Шрифт:
Закладка:
На морі синьому, на камені білому
Ясний сокіл квилить проквиляє,
На синєє море пильно поглядає,
З моря добичі вижидає, виглядає.
Мелодия, которой я начал вторить, переходит в речитатив и медленно стихает, как безнадежные стоны одиноко умирающего страдальца, наконец, и речитатив умолк. А из-за огромной белой скалы на прибрежный влажный песок выходит Трохим и ведет за собою высокого согбенного, с белою, как снег, бородою, слепого старца в синем кафтане и в черной высокой бараньей шапке. В правой руке у старика длинный посох, а левой рукой придерживает он что-то похожее на ящик, покрытое полою длинного кафтана. Это непременно лирник либо кобзарь. «Да где же мог встретить Трохим в такие дни божьего человека?» — так спрашивал я сам себя. «Знает, лукавец, что мне нужно, выкопал-таки, несмотря и на страстную пятницу». Когда я стал пристальнее всматриваться, то и увидел, что это был не лирник и не кобзарь, а шотландский королевский нищий, так живо описанный Вальтером Скоттом в его «Антикварии». «Каким же чудом,— опять я спрашиваю сам себя,— принесло из Шотландии в Будища королевского нищего, да и зачем? Разве в плен попался как-нибудь под Севастополем? Ведь англичане народ оригинальный: они и на войне не чуждаются домашнего комфорта». Я, однакож, ошибался,— это был настоящий лирник. Он сел у самого дормеза, положил лиру на колени и начал строить свою лиру, а Трохим, нагнувшись, шепчет ему на ухо: «Про Ивася Коновченка заспивайте, дядюшка». Старик тихо кивнул головою, повернул колесо лиры, проиграл прелюдию и начал речитативом заунывную рапсодию про славного лыцаря Ивана Коновченка. Окно, то есть стекло дверец дормеза, опустилось, зеленая шторка поднялась, и в окне показалась чудной, невыразимой красоты женская головка, с большими карими глазами, немножко заспанными. Я вздрогнул и проснулся. В комнате уже серело и страшно воняло погасшей сальной свечкой. Я наскоро надел сапоги, плащ, фуражку и вышел на двор. Весеннее утро сияло во всей своей прелести, из ворот в поле потянулась бричка с двумя пассажирками, сопровождаемыми всадником в венгерке и в затейливом картузе.

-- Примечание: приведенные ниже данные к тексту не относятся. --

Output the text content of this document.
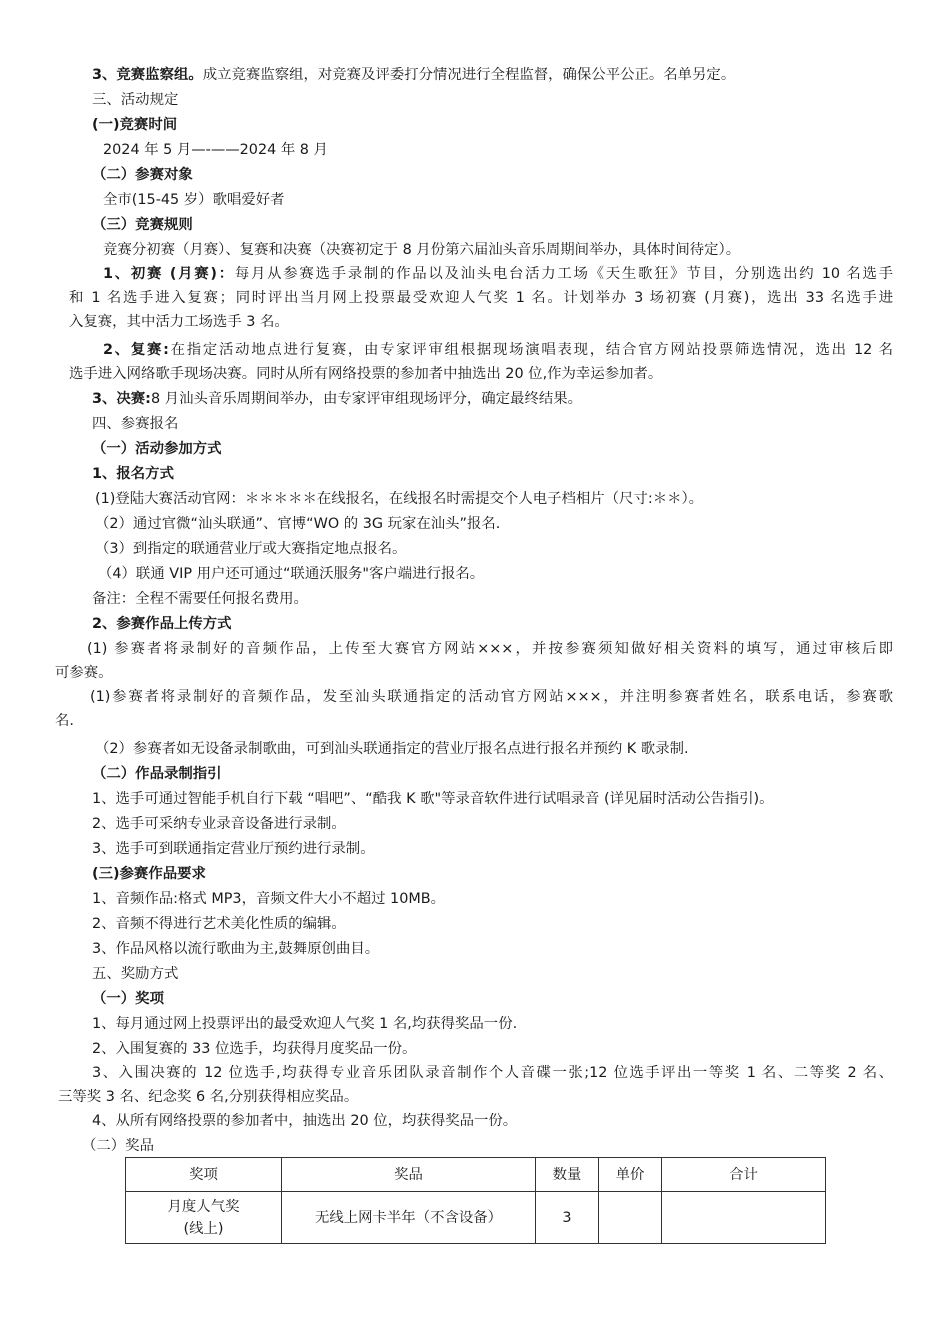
3、竞赛监察组。成立竞赛监察组，对竞赛及评委打分情况进行全程监督，确保公平公正。名单另定。
三、活动规定
(一)竞赛时间
2024 年 5 月—-——2024 年 8 月
（二）参赛对象
全市(15-45 岁）歌唱爱好者
（三）竞赛规则
竞赛分初赛（月赛）、复赛和决赛（决赛初定于 8 月份第六届汕头音乐周期间举办，具体时间待定）。
1、初赛 (月赛)：每月从参赛选手录制的作品以及汕头电台活力工场《天生歌狂》节目，分别选出约 10 名选手
和 1 名选手进入复赛；同时评出当月网上投票最受欢迎人气奖 1 名。计划举办 3 场初赛 (月赛)，选出 33 名选手进
入复赛，其中活力工场选手 3 名。
2、复赛:在指定活动地点进行复赛，由专家评审组根据现场演唱表现，结合官方网站投票筛选情况，选出 12 名
选手进入网络歌手现场决赛。同时从所有网络投票的参加者中抽选出 20 位,作为幸运参加者。
3、决赛:8 月汕头音乐周期间举办，由专家评审组现场评分，确定最终结果。
四、参赛报名
（一）活动参加方式
1、报名方式
(1)登陆大赛活动官网：＊＊＊＊＊在线报名，在线报名时需提交个人电子档相片（尺寸:＊＊）。
（2）通过官微“汕头联通”、官博“WO 的 3G 玩家在汕头”报名.
（3）到指定的联通营业厅或大赛指定地点报名。
（4）联通 VIP 用户还可通过“联通沃服务"客户端进行报名。
备注：全程不需要任何报名费用。
2、参赛作品上传方式
(1) 参赛者将录制好的音频作品，上传至大赛官方网站×××，并按参赛须知做好相关资料的填写，通过审核后即
可参赛。
(1)参赛者将录制好的音频作品，发至汕头联通指定的活动官方网站×××，并注明参赛者姓名，联系电话，参赛歌
名.
（2）参赛者如无设备录制歌曲，可到汕头联通指定的营业厅报名点进行报名并预约 K 歌录制.
（二）作品录制指引
1、选手可通过智能手机自行下载 “唱吧”、“酷我 K 歌"等录音软件进行试唱录音 (详见届时活动公告指引)。
2、选手可采纳专业录音设备进行录制。
3、选手可到联通指定营业厅预约进行录制。
(三)参赛作品要求
1、音频作品:格式 MP3，音频文件大小不超过 10MB。
2、音频不得进行艺术美化性质的编辑。
3、作品风格以流行歌曲为主,鼓舞原创曲目。
五、奖励方式
（一）奖项
1、每月通过网上投票评出的最受欢迎人气奖 1 名,均获得奖品一份.
2、入围复赛的 33 位选手，均获得月度奖品一份。
3、入围决赛的 12 位选手,均获得专业音乐团队录音制作个人音碟一张;12 位选手评出一等奖 1 名、二等奖 2 名、
三等奖 3 名、纪念奖 6 名,分别获得相应奖品。
4、从所有网络投票的参加者中，抽选出 20 位，均获得奖品一份。
（二）奖品
奖项	奖品	数量	单价	合计

月度人气奖
(线上)	无线上网卡半年（不含设备）	3		
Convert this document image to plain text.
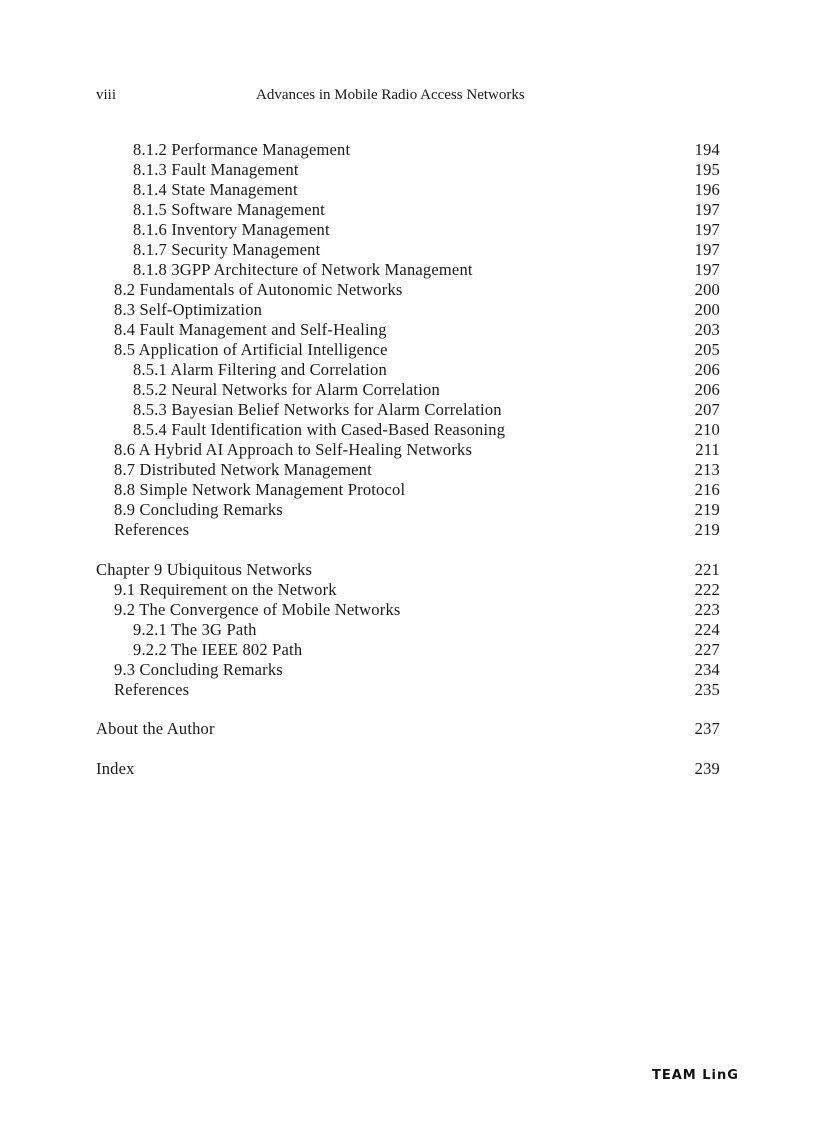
viii	Advances in Mobile Radio Access Networks
8.1.2 Performance Management	194
8.1.3 Fault Management	195
8.1.4 State Management	196
8.1.5 Software Management	197
8.1.6 Inventory Management	197
8.1.7 Security Management	197
8.1.8 3GPP Architecture of Network Management	197
8.2 Fundamentals of Autonomic Networks	200
8.3 Self-Optimization	200
8.4 Fault Management and Self-Healing	203
8.5 Application of Artificial Intelligence	205
8.5.1 Alarm Filtering and Correlation	206
8.5.2 Neural Networks for Alarm Correlation	206
8.5.3 Bayesian Belief Networks for Alarm Correlation	207
8.5.4 Fault Identification with Cased-Based Reasoning	210
8.6 A Hybrid AI Approach to Self-Healing Networks	211
8.7 Distributed Network Management	213
8.8 Simple Network Management Protocol	216
8.9 Concluding Remarks	219
References	219
Chapter 9 Ubiquitous Networks	221
9.1 Requirement on the Network	222
9.2 The Convergence of Mobile Networks	223
9.2.1 The 3G Path	224
9.2.2 The IEEE 802 Path	227
9.3 Concluding Remarks	234
References	235
About the Author	237
Index	239
TEAM LinG
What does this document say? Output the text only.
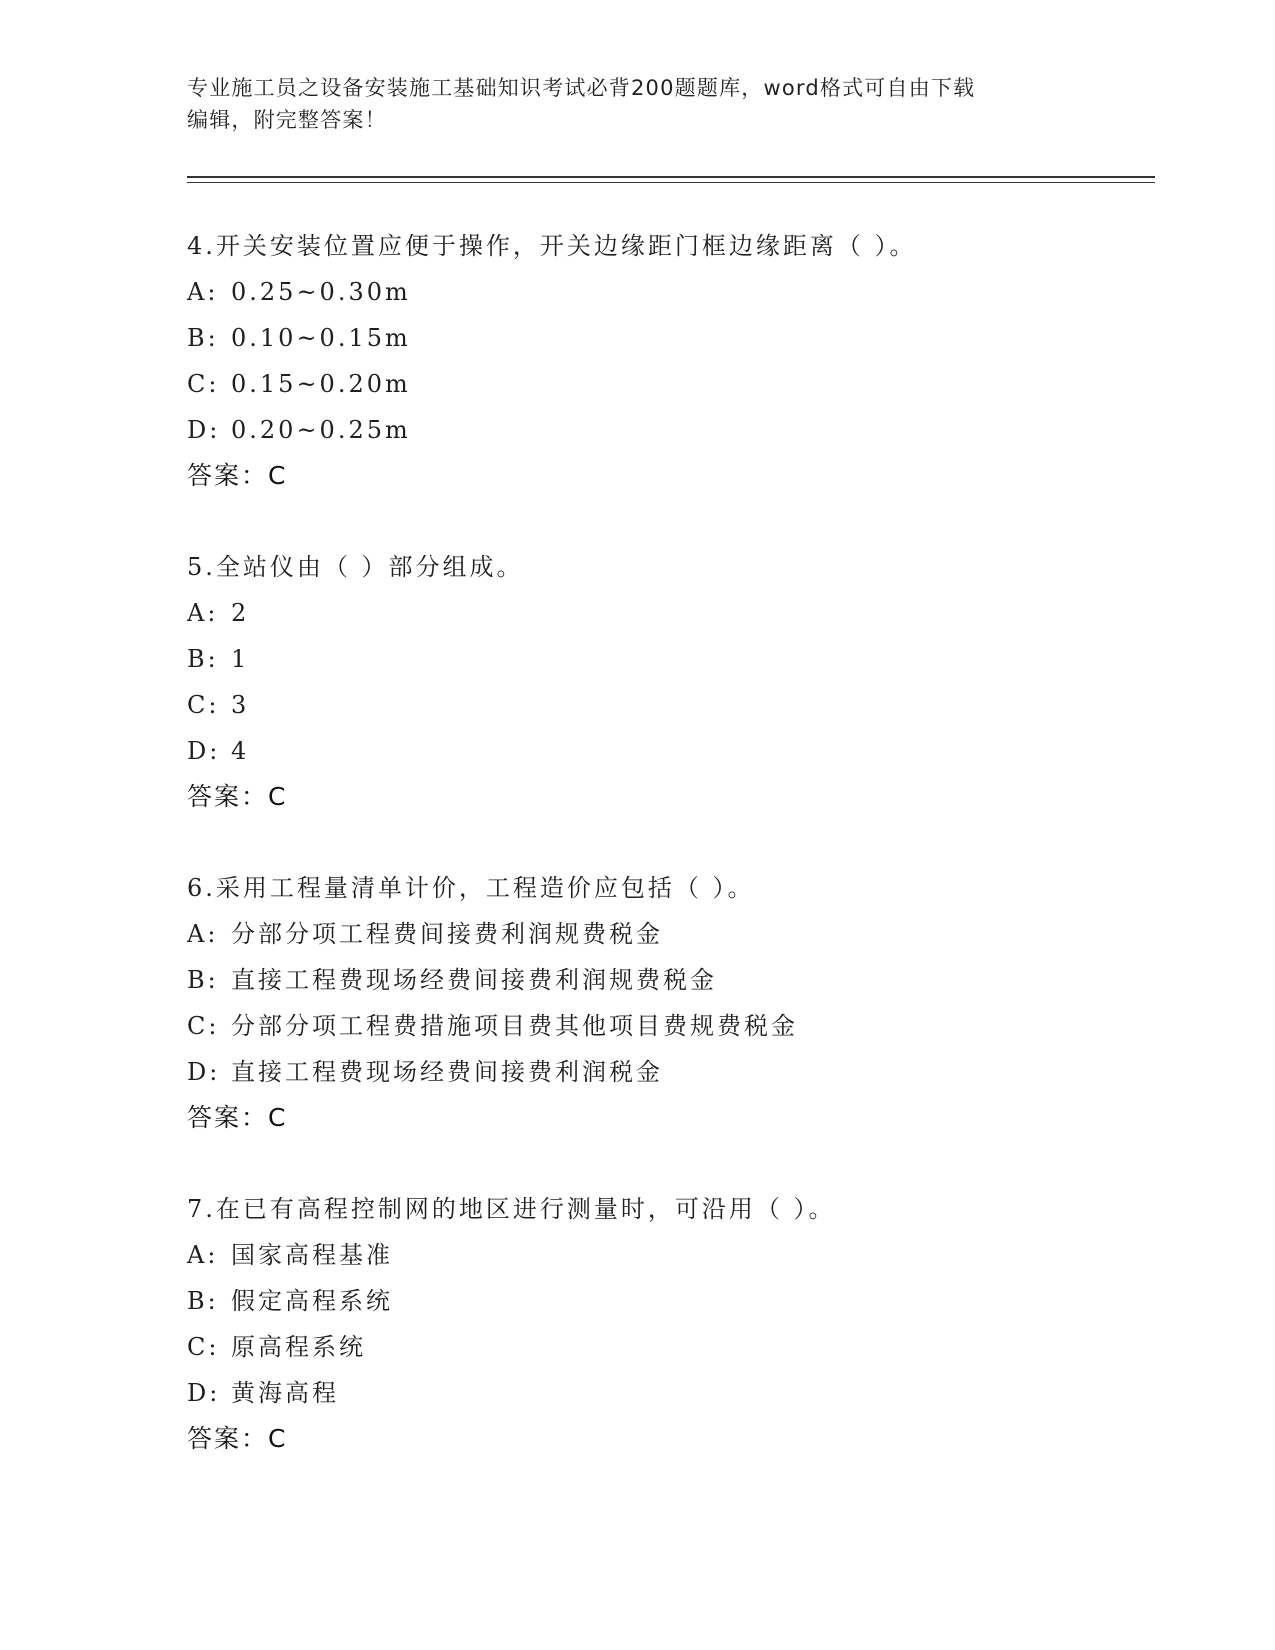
专业施工员之设备安装施工基础知识考试必背200题题库，word格式可自由下载
编辑，附完整答案！
4.开关安装位置应便于操作，开关边缘距门框边缘距离（ ）。
A: 0.25~0.30m
B: 0.10~0.15m
C: 0.15~0.20m
D: 0.20~0.25m
答案：C
5.全站仪由（ ）部分组成。
A: 2
B: 1
C: 3
D: 4
答案：C
6.采用工程量清单计价，工程造价应包括（ ）。
A: 分部分项工程费间接费利润规费税金
B: 直接工程费现场经费间接费利润规费税金
C: 分部分项工程费措施项目费其他项目费规费税金
D: 直接工程费现场经费间接费利润税金
答案：C
7.在已有高程控制网的地区进行测量时，可沿用（ ）。
A: 国家高程基准
B: 假定高程系统
C: 原高程系统
D: 黄海高程
答案：C
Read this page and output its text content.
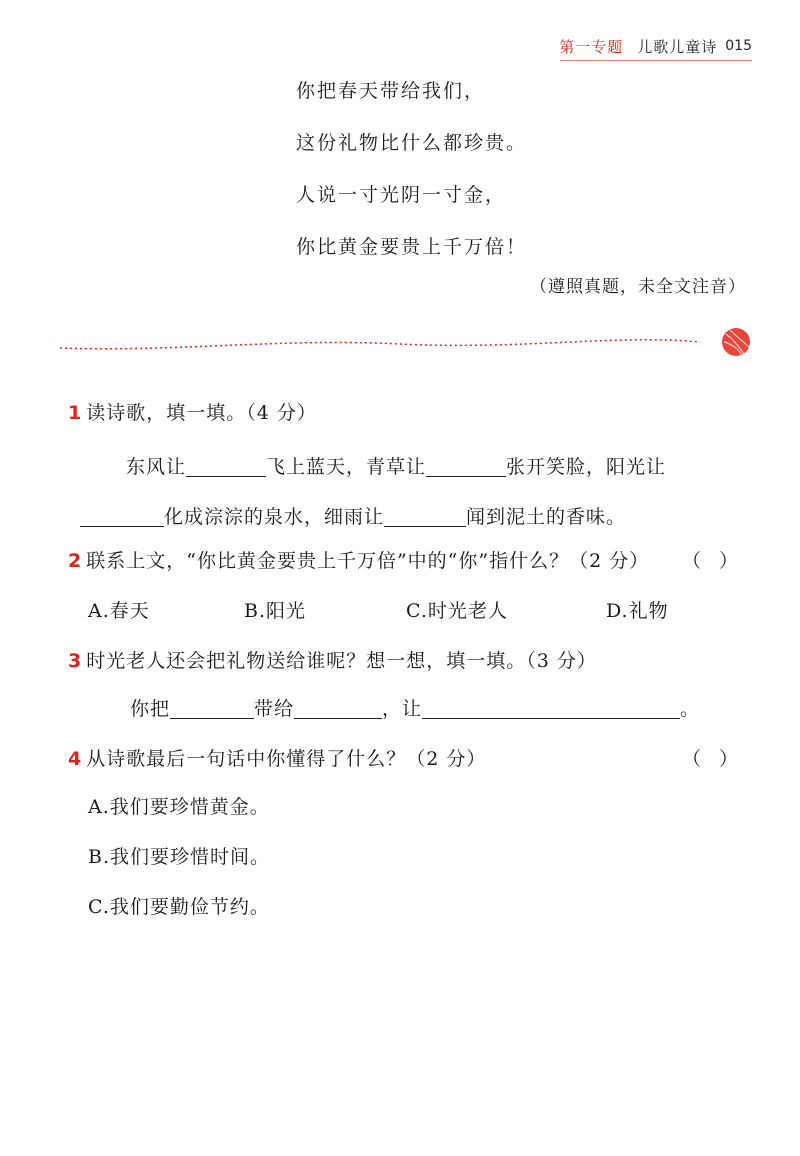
第一专题 儿歌儿童诗 015
你把春天带给我们，
这份礼物比什么都珍贵。
人说一寸光阴一寸金，
你比黄金要贵上千万倍！
（遵照真题，未全文注音）
1 读诗歌，填一填。（4 分）
东风让	飞上蓝天，青草让	张开笑脸，阳光让
化成淙淙的泉水，细雨让	闻到泥土的香味。
2 联系上文，“你比黄金要贵上千万倍”中的“你”指什么？（2 分） （ ）
A.春天	B.阳光	C.时光老人	D.礼物
3 时光老人还会把礼物送给谁呢？想一想，填一填。（3 分）
你把	带给	，让	。
4 从诗歌最后一句话中你懂得了什么？（2 分）	（ ）
A.我们要珍惜黄金。
B.我们要珍惜时间。
C.我们要勤俭节约。
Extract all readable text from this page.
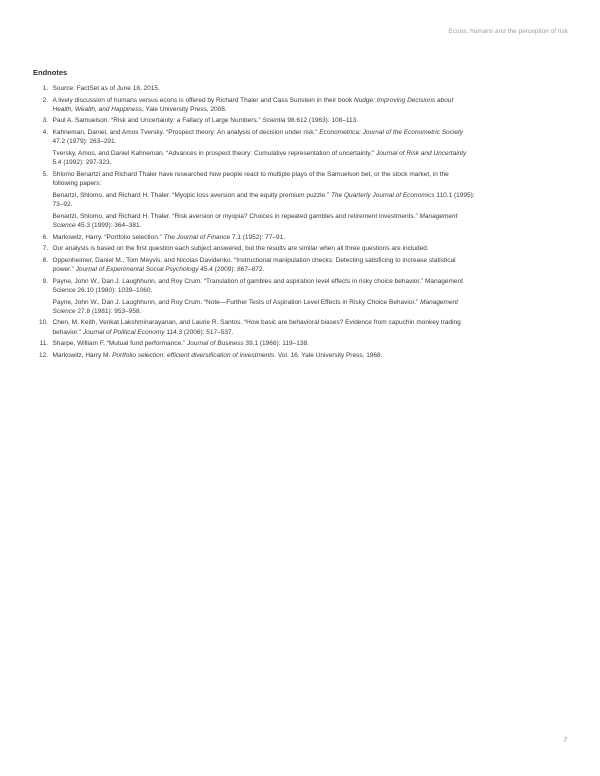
Econs, humans and the perception of risk
Endnotes
1. Source: FactSet as of June 18, 2015.

2. A lively discussion of humans versus econs is offered by Richard Thaler and Cass Sunstein in their book Nudge: Improving Decisions about Health, Wealth, and Happiness, Yale University Press, 2008.

3. Paul A. Samuelson. “Risk and Uncertainty: a Fallacy of Large Numbers.” Scientia 98.612 (1963): 108–113.

4. Kahneman, Daniel, and Amos Tversky. “Prospect theory: An analysis of decision under risk.” Econometrica: Journal of the Econometric Society 47.2 (1979): 263–291.

Tversky, Amos, and Daniel Kahneman. “Advances in prospect theory: Cumulative representation of uncertainty.” Journal of Risk and Uncertainty 5.4 (1992): 297-323.

5. Shlomo Benartzi and Richard Thaler have researched how people react to multiple plays of the Samuelson bet, or the stock market, in the following papers:

Benartzi, Shlomo, and Richard H. Thaler. “Myopic loss aversion and the equity premium puzzle.” The Quarterly Journal of Economics 110.1 (1995): 73–92.

Benartzi, Shlomo, and Richard H. Thaler. “Risk aversion or myopia? Choices in repeated gambles and retirement investments.” Management Science 45.3 (1999): 364–381.

6. Markowitz, Harry. “Portfolio selection.” The Journal of Finance 7.1 (1952): 77–91.

7. Our analysis is based on the first question each subject answered, but the results are similar when all three questions are included.

8. Oppenheimer, Daniel M., Tom Meyvis, and Nicolas Davidenko. “Instructional manipulation checks: Detecting satisficing to increase statistical power.” Journal of Experimental Social Psychology 45.4 (2009): 867–872.

9. Payne, John W., Dan J. Laughhunn, and Roy Crum. “Translation of gambles and aspiration level effects in risky choice behavior.” Management Science 26.10 (1980): 1039–1060.

Payne, John W., Dan J. Laughhunn, and Roy Crum. “Note—Further Tests of Aspiration Level Effects in Risky Choice Behavior.” Management Science 27.8 (1981): 953–958.

10. Chen, M. Keith, Venkat Lakshminarayanan, and Laurie R. Santos. “How basic are behavioral biases? Evidence from capuchin monkey trading behavior.” Journal of Political Economy 114.3 (2006): 517–537.

11. Sharpe, William F. “Mutual fund performance.” Journal of Business 39.1 (1966): 119–138.

12. Markowitz, Harry M. Portfolio selection: efficient diversification of investments. Vol. 16. Yale University Press, 1968.

7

«Это они, непременно они»,— подумал я, глядя на удалявшуюся бричку. «Прощай, лукавая надежда!» — прошептал я и пошел навстречу уже бодрствующему хозяину.
После словесных и ручных приветствий он предложил мне прогулку в парке,— так называл он небольшой ольховый и дубовый лесок, перерезанный узкою, аршина в три, просекою, именуемой большой аллеею.
Балансируя по намощенным доскам, кое-как добрались мы до калитки, так называемой арки. Аллея была суха и даже посыпана толченым кирпичом, но, по причине ее убогой широты и необрезанных ветвей, мы не могли идти рука об руку, а прогуливались гуськом, а следовательно, не могли завести разговора даже о погоде! Итак, хозяин мой молчал, а я красноречиво слушал и, слушая его мудрое молчание, думал. Сначала думал я о таинственной красавице, потом о моем герое-матросе, а потом о том, что я видел во сне прошлую ночь: море, буря,— все это мимо, думы мои остановились на лирнике. Сон в руку, как говорится. Я искал рукавиц, а они за поясом торчат; я искал образца для своего будущего произведения, и искал черт знает где; перебрал в памяти литературы всех образованных и древних и новых народов, кроме литературы санскритской и своей возлюбленной родной. Чудаки мы, в том числе и я.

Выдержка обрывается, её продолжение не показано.